Summary and Contributions: This paper proposes a method to improve efficiency during inference as well as reduce the problem of "overthinking" of deep models, by using classifiers that produce predictions from internal layers of a model, allowing early exit if the predictions of consecutive layers are consistent for greater than a predefined patience limit. Due to the combination of predictions from the internal classifiers, the paper claims that this approach has an ensembling effect which allows them to improve performance over having the full model.
Strengths: 1) Provides speed up during inference while also providing gains in performance over the full model baseline using ALBERT. 2) Compared to prediction score based approaches, has the advantage of being able to handle both classification and regression. 3) Dependence on the patience value t as well as model depths is explored. 4) Good results using state of the art ALBERT model. Good empirical evaluation, simple and straight froward approach which seems to work well.
Weaknesses: The performance gains are on the ALBERT framework where the internal layer weights are shared.
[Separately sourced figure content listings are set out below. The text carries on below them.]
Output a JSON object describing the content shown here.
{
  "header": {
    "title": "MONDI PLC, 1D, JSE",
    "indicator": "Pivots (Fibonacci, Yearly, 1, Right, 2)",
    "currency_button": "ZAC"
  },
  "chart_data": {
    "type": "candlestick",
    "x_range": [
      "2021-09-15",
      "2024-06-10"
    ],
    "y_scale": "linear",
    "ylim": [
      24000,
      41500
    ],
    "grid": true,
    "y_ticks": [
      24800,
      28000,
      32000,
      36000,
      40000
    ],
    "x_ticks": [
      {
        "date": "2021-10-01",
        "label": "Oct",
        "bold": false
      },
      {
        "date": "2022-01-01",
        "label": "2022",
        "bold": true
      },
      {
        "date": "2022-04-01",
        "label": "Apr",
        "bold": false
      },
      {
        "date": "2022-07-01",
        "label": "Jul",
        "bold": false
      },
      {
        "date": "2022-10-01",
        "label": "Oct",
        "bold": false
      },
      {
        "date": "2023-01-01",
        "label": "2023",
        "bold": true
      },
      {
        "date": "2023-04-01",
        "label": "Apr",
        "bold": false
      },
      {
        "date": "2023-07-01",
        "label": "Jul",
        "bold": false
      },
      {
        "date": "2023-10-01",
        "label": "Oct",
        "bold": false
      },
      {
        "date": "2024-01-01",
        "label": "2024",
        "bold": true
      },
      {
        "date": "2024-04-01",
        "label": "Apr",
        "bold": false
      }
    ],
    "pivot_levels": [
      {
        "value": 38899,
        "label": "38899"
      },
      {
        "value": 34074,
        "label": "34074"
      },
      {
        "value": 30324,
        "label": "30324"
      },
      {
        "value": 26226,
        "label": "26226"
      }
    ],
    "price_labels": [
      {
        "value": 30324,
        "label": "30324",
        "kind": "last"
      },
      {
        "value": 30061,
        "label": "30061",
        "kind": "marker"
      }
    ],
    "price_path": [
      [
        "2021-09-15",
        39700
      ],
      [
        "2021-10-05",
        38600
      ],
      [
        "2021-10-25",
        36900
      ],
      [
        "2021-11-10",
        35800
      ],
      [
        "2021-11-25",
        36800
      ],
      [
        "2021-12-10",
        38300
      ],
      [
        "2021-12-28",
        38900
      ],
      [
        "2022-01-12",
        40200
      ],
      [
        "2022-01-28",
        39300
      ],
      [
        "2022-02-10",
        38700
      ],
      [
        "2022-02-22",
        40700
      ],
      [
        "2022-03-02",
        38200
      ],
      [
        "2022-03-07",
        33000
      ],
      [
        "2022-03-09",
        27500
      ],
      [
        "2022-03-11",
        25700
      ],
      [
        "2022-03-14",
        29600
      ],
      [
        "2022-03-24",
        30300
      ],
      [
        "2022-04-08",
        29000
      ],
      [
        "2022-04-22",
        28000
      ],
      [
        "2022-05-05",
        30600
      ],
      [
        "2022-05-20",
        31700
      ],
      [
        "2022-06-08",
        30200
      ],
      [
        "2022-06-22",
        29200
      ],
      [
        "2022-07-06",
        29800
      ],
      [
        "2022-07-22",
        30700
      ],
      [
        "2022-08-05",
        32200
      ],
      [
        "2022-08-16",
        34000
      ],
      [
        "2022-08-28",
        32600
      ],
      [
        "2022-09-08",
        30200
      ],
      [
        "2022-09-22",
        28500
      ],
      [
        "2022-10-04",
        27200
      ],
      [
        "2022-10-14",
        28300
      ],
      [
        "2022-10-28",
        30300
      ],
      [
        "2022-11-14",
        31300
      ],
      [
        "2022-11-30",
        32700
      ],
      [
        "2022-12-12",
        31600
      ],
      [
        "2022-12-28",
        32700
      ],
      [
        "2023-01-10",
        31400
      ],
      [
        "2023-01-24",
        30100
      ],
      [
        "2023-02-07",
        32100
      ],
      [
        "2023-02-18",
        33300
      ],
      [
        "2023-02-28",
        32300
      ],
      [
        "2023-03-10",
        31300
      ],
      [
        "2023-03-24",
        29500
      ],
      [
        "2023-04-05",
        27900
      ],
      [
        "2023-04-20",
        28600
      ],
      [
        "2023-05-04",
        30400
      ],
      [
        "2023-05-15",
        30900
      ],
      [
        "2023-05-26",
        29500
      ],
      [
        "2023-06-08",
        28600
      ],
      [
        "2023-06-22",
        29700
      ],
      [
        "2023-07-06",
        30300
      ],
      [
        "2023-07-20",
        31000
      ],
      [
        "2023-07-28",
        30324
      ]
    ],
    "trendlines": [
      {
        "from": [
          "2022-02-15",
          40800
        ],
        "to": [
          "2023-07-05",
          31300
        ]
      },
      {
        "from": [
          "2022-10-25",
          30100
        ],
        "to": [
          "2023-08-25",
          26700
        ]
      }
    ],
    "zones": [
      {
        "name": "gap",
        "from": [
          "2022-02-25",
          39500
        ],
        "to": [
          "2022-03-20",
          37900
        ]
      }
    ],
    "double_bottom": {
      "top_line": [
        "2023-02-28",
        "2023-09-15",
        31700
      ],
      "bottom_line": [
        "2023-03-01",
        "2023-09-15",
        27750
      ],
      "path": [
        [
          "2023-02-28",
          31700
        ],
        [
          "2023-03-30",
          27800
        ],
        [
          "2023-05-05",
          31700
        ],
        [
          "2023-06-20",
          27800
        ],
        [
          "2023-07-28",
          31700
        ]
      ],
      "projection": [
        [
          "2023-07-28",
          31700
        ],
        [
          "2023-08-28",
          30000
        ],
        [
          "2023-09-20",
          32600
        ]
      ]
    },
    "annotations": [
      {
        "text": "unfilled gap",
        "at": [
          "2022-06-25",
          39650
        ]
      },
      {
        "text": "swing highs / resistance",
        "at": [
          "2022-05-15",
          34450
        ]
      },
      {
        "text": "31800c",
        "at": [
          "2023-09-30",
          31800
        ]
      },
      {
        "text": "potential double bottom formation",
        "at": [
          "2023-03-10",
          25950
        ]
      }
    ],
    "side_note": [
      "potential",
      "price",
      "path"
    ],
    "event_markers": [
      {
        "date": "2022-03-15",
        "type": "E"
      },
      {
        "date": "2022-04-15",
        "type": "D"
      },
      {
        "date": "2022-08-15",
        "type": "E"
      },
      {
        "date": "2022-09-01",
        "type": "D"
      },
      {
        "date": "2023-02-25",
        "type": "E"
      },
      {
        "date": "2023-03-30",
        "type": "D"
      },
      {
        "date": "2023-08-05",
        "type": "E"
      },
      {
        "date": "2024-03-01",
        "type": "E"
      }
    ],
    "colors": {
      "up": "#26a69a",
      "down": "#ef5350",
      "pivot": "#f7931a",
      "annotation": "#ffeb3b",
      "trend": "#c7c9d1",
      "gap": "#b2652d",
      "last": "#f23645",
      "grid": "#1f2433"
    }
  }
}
Experiments on BERT do not show similar improvements which the authors conjecture is due to this discrepancy between the two models but needs to be examined further.
Correctness: Table 2, best results must be in bold which is from BERT base.
Clarity: Well written paper.
Relation to Prior Work: Missing reference: Universal transformer which has a dynamic halting mechanism. LayerDrop has been classified as a static approach but sub-networks of any desired depths can be extracted at inference time, so I believe it would better fit in the dynamic approach subsection.